We Tell Ourselves Stories in Order to Live


We Tell Ourselves Stories in Order to Live cover
Cover of We Tell Ourselves Stories in Order to Live on the Open Library.

I actually finished the essay collections in this collection of collections last year (I have not read Salvador or Miami) but, as this blog did not exist in 2018, I decided to count it towards the 2019th year of the Common Era. I first learned of Joan Didion while in high school due to an assigned reading of her essay “Los Angeles Notebook” from Slouching Towards Bethlehem. It was a welcome departure from the vocabulary and grammar of 17th, 18th or even 19th century “Modern” English. She was like no writer I have ever read, or read ever since. Her phrasing and word choice were so precise yet so off-kilter compared to any journalism I had encountered.

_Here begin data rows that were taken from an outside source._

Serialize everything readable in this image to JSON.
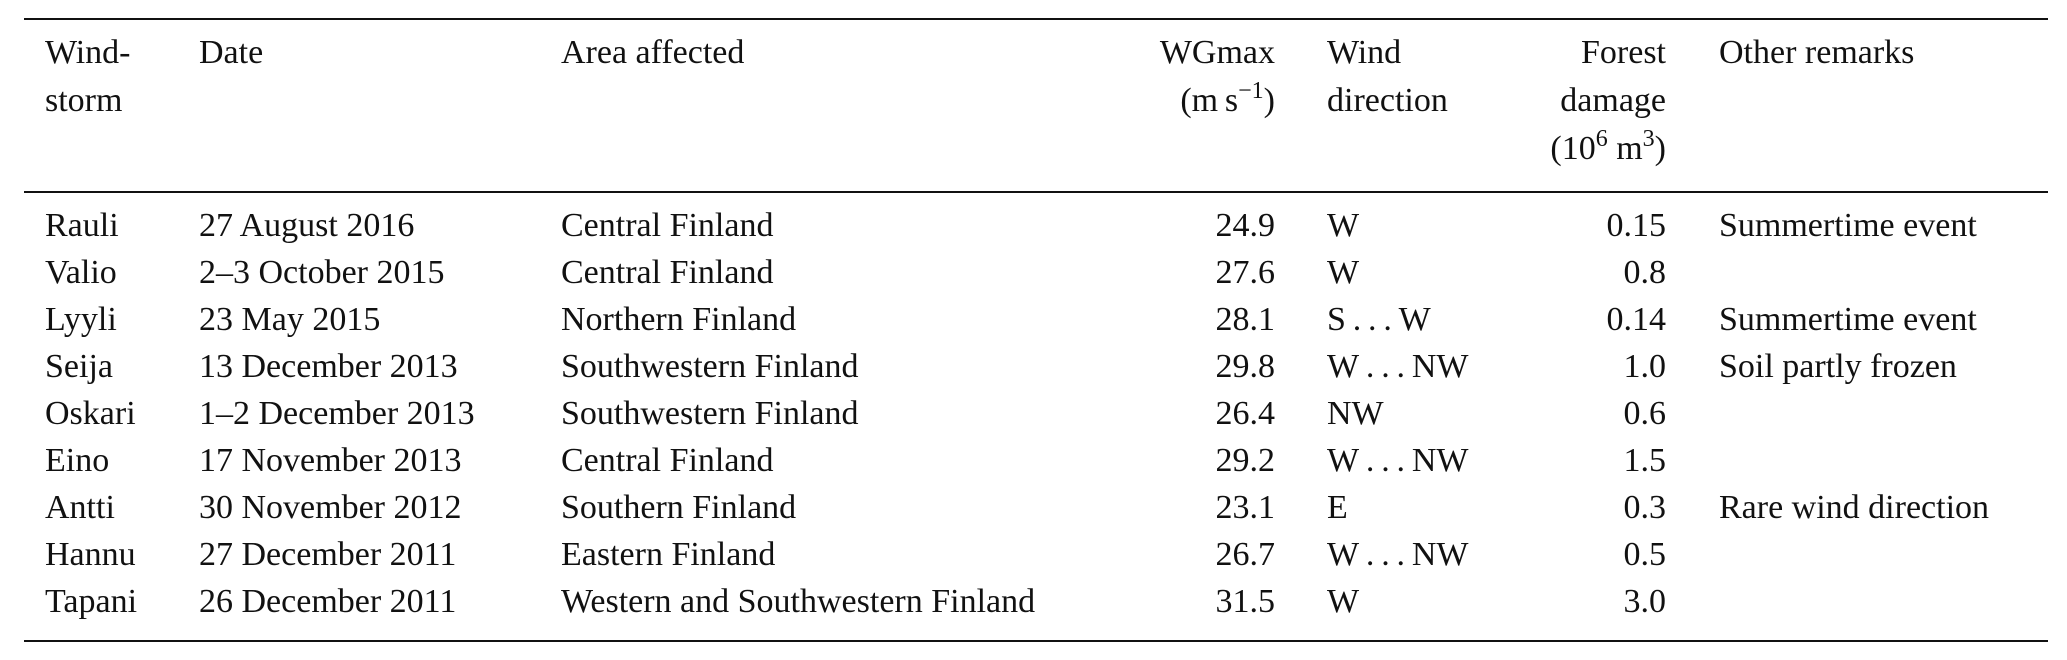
{
  "table": {
    "header": [
      {
        "lines": [
          "Wind-",
          "storm"
        ]
      },
      {
        "lines": [
          "Date"
        ]
      },
      {
        "lines": [
          "Area affected"
        ]
      },
      {
        "lines": [
          "WGmax"
        ],
        "unit": [
          "(m s",
          "−1",
          ")"
        ]
      },
      {
        "lines": [
          "Wind",
          "direction"
        ]
      },
      {
        "lines": [
          "Forest",
          "damage"
        ],
        "unit": [
          "(10",
          "6",
          " m",
          "3",
          ")"
        ]
      },
      {
        "lines": [
          "Other remarks"
        ]
      }
    ],
    "rows": [
      [
        "Rauli",
        "27 August 2016",
        "Central Finland",
        "24.9",
        "W",
        "0.15",
        "Summertime event"
      ],
      [
        "Valio",
        "2–3 October 2015",
        "Central Finland",
        "27.6",
        "W",
        "0.8",
        null
      ],
      [
        "Lyyli",
        "23 May 2015",
        "Northern Finland",
        "28.1",
        "S . . . W",
        "0.14",
        "Summertime event"
      ],
      [
        "Seija",
        "13 December 2013",
        "Southwestern Finland",
        "29.8",
        "W . . . NW",
        "1.0",
        "Soil partly frozen"
      ],
      [
        "Oskari",
        "1–2 December 2013",
        "Southwestern Finland",
        "26.4",
        "NW",
        "0.6",
        null
      ],
      [
        "Eino",
        "17 November 2013",
        "Central Finland",
        "29.2",
        "W . . . NW",
        "1.5",
        null
      ],
      [
        "Antti",
        "30 November 2012",
        "Southern Finland",
        "23.1",
        "E",
        "0.3",
        "Rare wind direction"
      ],
      [
        "Hannu",
        "27 December 2011",
        "Eastern Finland",
        "26.7",
        "W . . . NW",
        "0.5",
        null
      ],
      [
        "Tapani",
        "26 December 2011",
        "Western and Southwestern Finland",
        "31.5",
        "W",
        "3.0",
        null
      ]
    ]
  }
}
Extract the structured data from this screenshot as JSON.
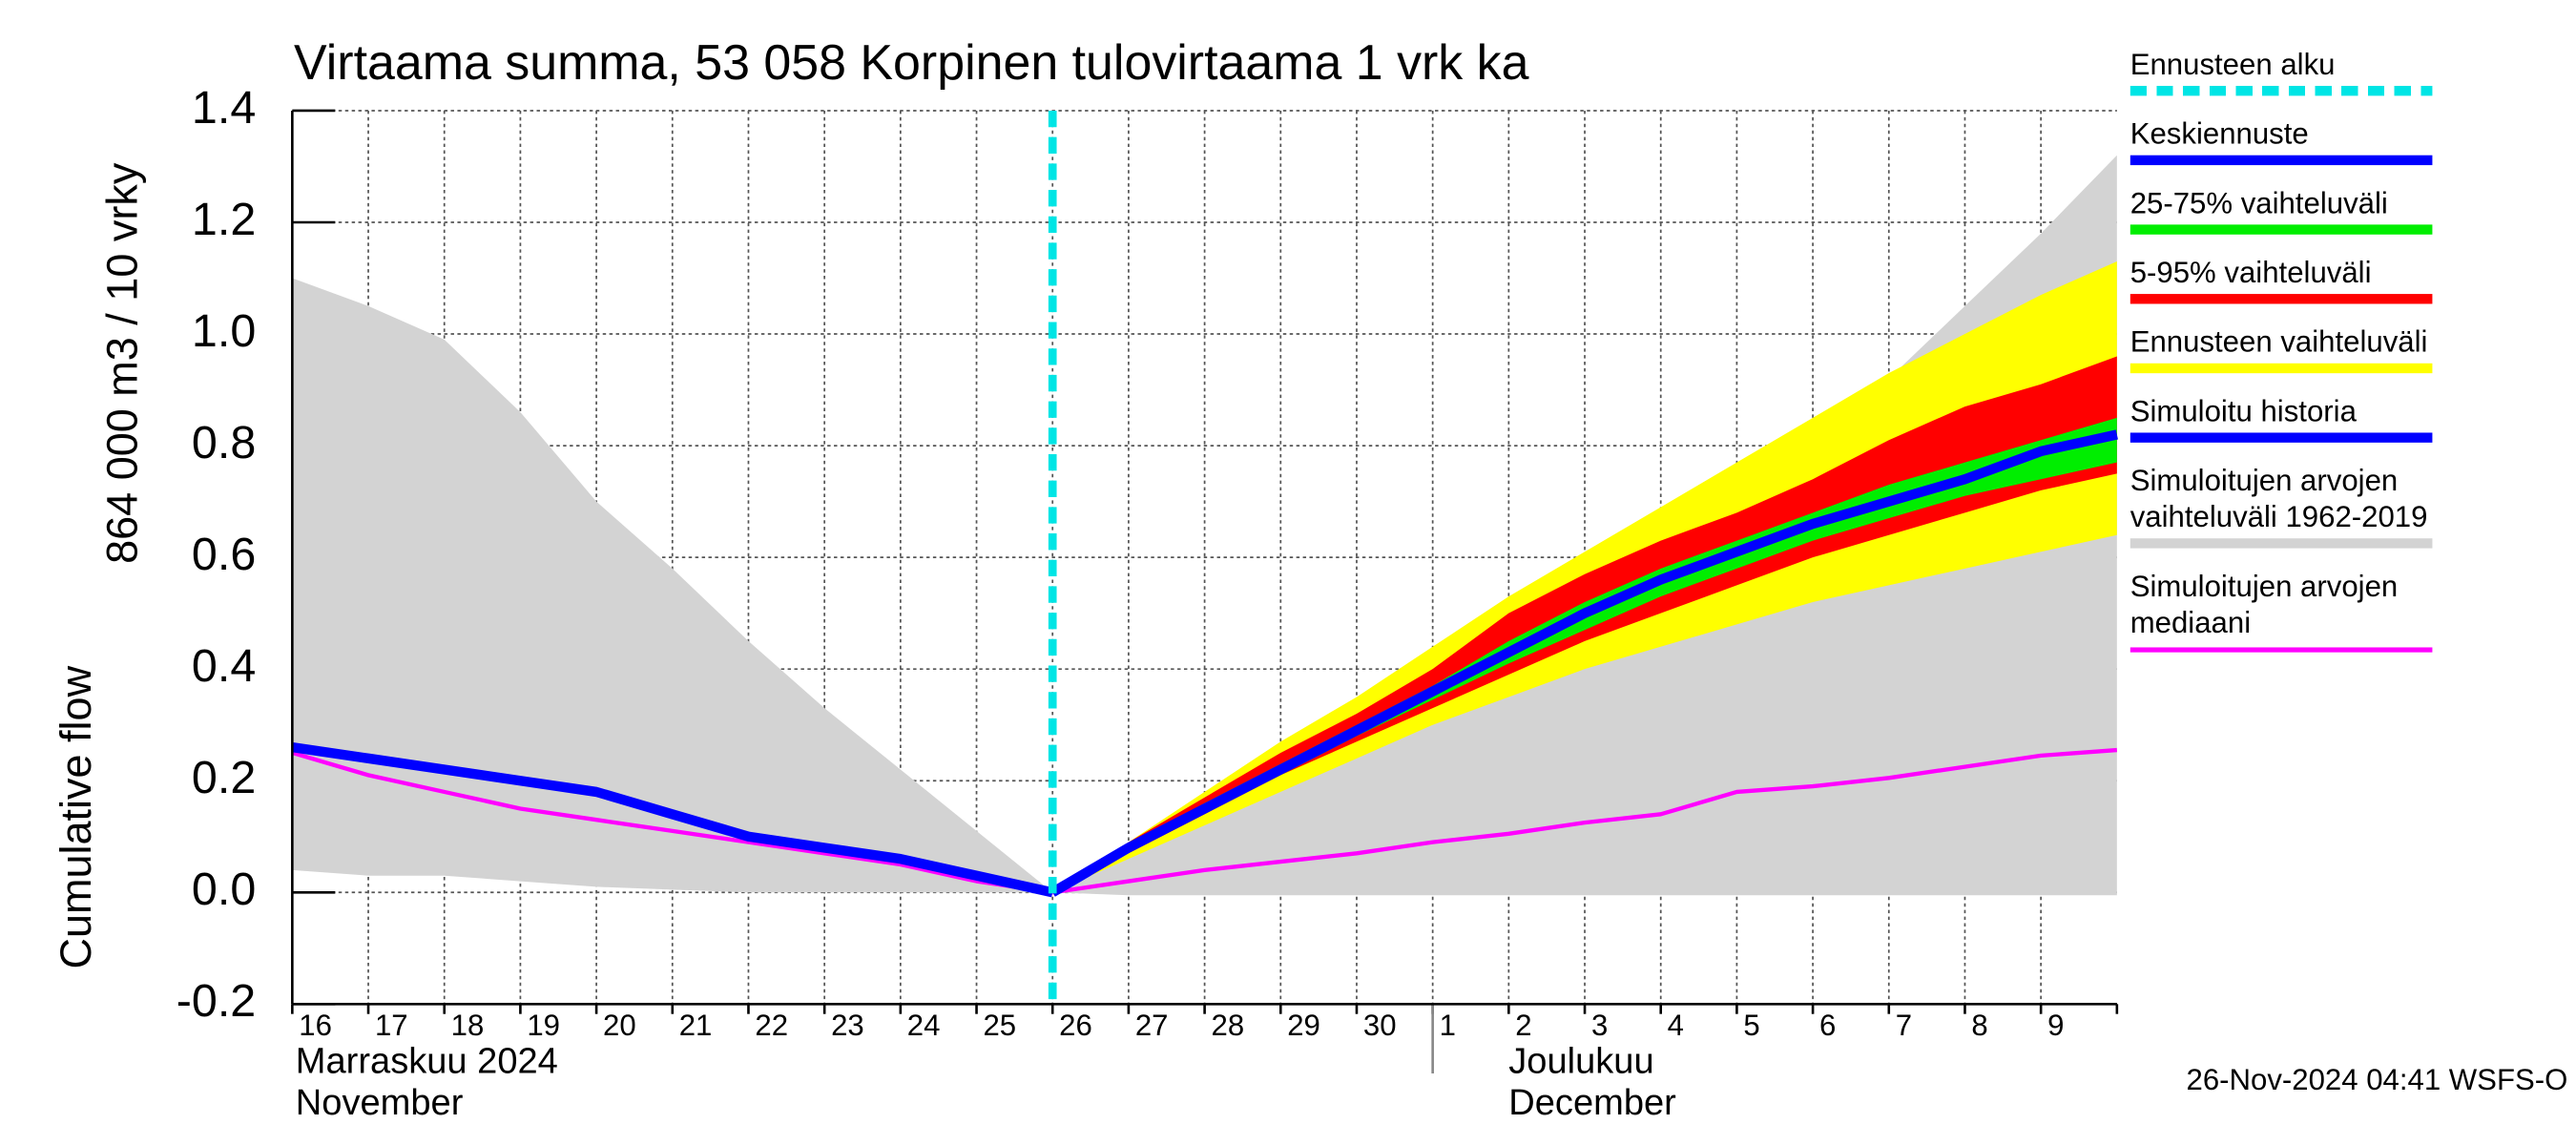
{
  "chart_data": {
    "type": "band-line",
    "title": "Virtaama summa, 53 058 Korpinen tulovirtaama 1 vrk ka",
    "y_label_lines": [
      "Cumulative flow",
      "864 000 m3 / 10 vrky"
    ],
    "categories": [
      "16",
      "17",
      "18",
      "19",
      "20",
      "21",
      "22",
      "23",
      "24",
      "25",
      "26",
      "27",
      "28",
      "29",
      "30",
      "1",
      "2",
      "3",
      "4",
      "5",
      "6",
      "7",
      "8",
      "9",
      null
    ],
    "months": [
      {
        "start": 0,
        "lines": [
          "Marraskuu 2024",
          "November"
        ]
      },
      {
        "start": 15,
        "lines": [
          "Joulukuu",
          "December"
        ]
      }
    ],
    "ylim": [
      -0.2,
      1.4
    ],
    "yticks": [
      -0.2,
      {
        "value": 0,
        "label": "0.0"
      },
      0.2,
      0.4,
      0.6,
      0.8,
      {
        "value": 1,
        "label": "1.0"
      },
      1.2,
      1.4
    ],
    "grid": true,
    "forecast_start": {
      "name": "Ennusteen alku",
      "index": 10,
      "color": "#00e5e5"
    },
    "series": [
      {
        "name": "Keskiennuste",
        "color": "#0000ff",
        "values": [
          null,
          null,
          null,
          null,
          null,
          null,
          null,
          null,
          null,
          null,
          0,
          0.08,
          0.15,
          0.22,
          0.29,
          0.36,
          0.43,
          0.5,
          0.56,
          0.61,
          0.66,
          0.7,
          0.74,
          0.79,
          0.82
        ]
      },
      {
        "name": "25-75% vaihteluväli",
        "color": "#00ee00",
        "low": [
          null,
          null,
          null,
          null,
          null,
          null,
          null,
          null,
          null,
          null,
          0,
          0.075,
          0.145,
          0.21,
          0.28,
          0.345,
          0.41,
          0.47,
          0.53,
          0.58,
          0.63,
          0.67,
          0.71,
          0.74,
          0.77
        ],
        "high": [
          null,
          null,
          null,
          null,
          null,
          null,
          null,
          null,
          null,
          null,
          0,
          0.085,
          0.16,
          0.23,
          0.3,
          0.37,
          0.45,
          0.52,
          0.58,
          0.63,
          0.68,
          0.73,
          0.77,
          0.81,
          0.85
        ]
      },
      {
        "name": "5-95% vaihteluväli",
        "color": "#ff0000",
        "low": [
          null,
          null,
          null,
          null,
          null,
          null,
          null,
          null,
          null,
          null,
          0,
          0.07,
          0.14,
          0.21,
          0.27,
          0.33,
          0.39,
          0.45,
          0.5,
          0.55,
          0.6,
          0.64,
          0.68,
          0.72,
          0.75
        ],
        "high": [
          null,
          null,
          null,
          null,
          null,
          null,
          null,
          null,
          null,
          null,
          0,
          0.09,
          0.17,
          0.25,
          0.32,
          0.4,
          0.5,
          0.57,
          0.63,
          0.68,
          0.74,
          0.81,
          0.87,
          0.91,
          0.96
        ]
      },
      {
        "name": "Ennusteen vaihteluväli",
        "color": "#ffff00",
        "low": [
          null,
          null,
          null,
          null,
          null,
          null,
          null,
          null,
          null,
          null,
          0,
          0.06,
          0.12,
          0.18,
          0.24,
          0.3,
          0.35,
          0.4,
          0.44,
          0.48,
          0.52,
          0.55,
          0.58,
          0.61,
          0.64
        ],
        "high": [
          null,
          null,
          null,
          null,
          null,
          null,
          null,
          null,
          null,
          null,
          0,
          0.09,
          0.18,
          0.27,
          0.35,
          0.44,
          0.53,
          0.61,
          0.69,
          0.77,
          0.85,
          0.93,
          1.0,
          1.07,
          1.13
        ]
      },
      {
        "name": "Simuloitu historia",
        "color": "#0000ff",
        "values": [
          0.26,
          0.24,
          0.22,
          0.2,
          0.18,
          0.14,
          0.1,
          0.08,
          0.06,
          0.03,
          0,
          null,
          null,
          null,
          null,
          null,
          null,
          null,
          null,
          null,
          null,
          null,
          null,
          null,
          null
        ]
      },
      {
        "name": "Simuloitujen arvojen vaihteluväli 1962-2019",
        "color": "#d3d3d3",
        "low": [
          0.04,
          0.03,
          0.03,
          0.02,
          0.01,
          0.005,
          0,
          0,
          0,
          0,
          0,
          -0.005,
          -0.005,
          -0.005,
          -0.005,
          -0.005,
          -0.005,
          -0.005,
          -0.005,
          -0.005,
          -0.005,
          -0.005,
          -0.005,
          -0.005,
          -0.005
        ],
        "high": [
          1.1,
          1.05,
          0.99,
          0.86,
          0.7,
          0.58,
          0.45,
          0.33,
          0.22,
          0.11,
          0,
          0.07,
          0.15,
          0.23,
          0.31,
          0.39,
          0.47,
          0.55,
          0.62,
          0.72,
          0.82,
          0.92,
          1.05,
          1.18,
          1.32
        ]
      },
      {
        "name": "Simuloitujen arvojen mediaani",
        "color": "#ff00ff",
        "values": [
          0.25,
          0.21,
          0.18,
          0.15,
          0.13,
          0.11,
          0.09,
          0.07,
          0.05,
          0.02,
          0,
          0.02,
          0.04,
          0.055,
          0.07,
          0.09,
          0.105,
          0.125,
          0.14,
          0.18,
          0.19,
          0.205,
          0.225,
          0.245,
          0.255
        ]
      }
    ],
    "footer": "26-Nov-2024 04:41 WSFS-O"
  }
}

Didion would include specific yet seemingly specific details with such casual commentary that, like iconic movies, filled her essays full of hard-hitting, quotable sentences.

When I first saw New York I was twenty, and it was summertime, and I got off a DC-7 at the old Idlewild temporary terminal in a new dress which seemed very smart in Sacramento but seemed less smart already, even in the old Idlewild temporary terminal, and the warm air smelled of mildew and some instinct, programmed by all the movies I had ever seen and all the songs I had ever heard sung and all the storied I had ever read about New York, informed me that it would never be quite the same again.

Didion’s habits make more sense after hearing her biography. She began her career writing copy for Vogue, filling in the print for clothing and furniture ads, which explains her attuned eye for these things in her work. In her spare time, she wrote her first novel Run, River along with other magazine assignments. In these early years, the conservatism of a Silent generation Goldwater voter shines through the pages. Didion is critical of Communism, of progressive think tanks, of the so called hippies gathering in San Francisco. The comfortable, individualistic 50s were her kind of decade. By 1970 and beyond, you can see her thinking evolve. She is critical of narratives and appearances in general, even those of the Reagans, successors to the movement initiated by Goldwater. By the 1980s, Didion was openly political: writing about electioneering and the Central Park jogger.

Yet there was a special emotional undertow that derived in part from the deep and allusive associations and taboo attaching, in American black history, to the idea of the rape of white women.

These habits are not universally beloved. Her non-alignment can strike some as nihilistic and self-obsessed. Her attentiveness to clothing and decoration is merely a “bag of tricks”. Didion is style over substance. Her words often dizzy more than they reveal, often because “writing has not yet helped me [her] see what it means”. Such criticism can also be directed at Didion the person. The chic cool image on the cover hides a nervous reality. She can be incredibly socially inept1. Didion is not a normal woman nor a normal author. She certainly is different, and that is why her work is so adored.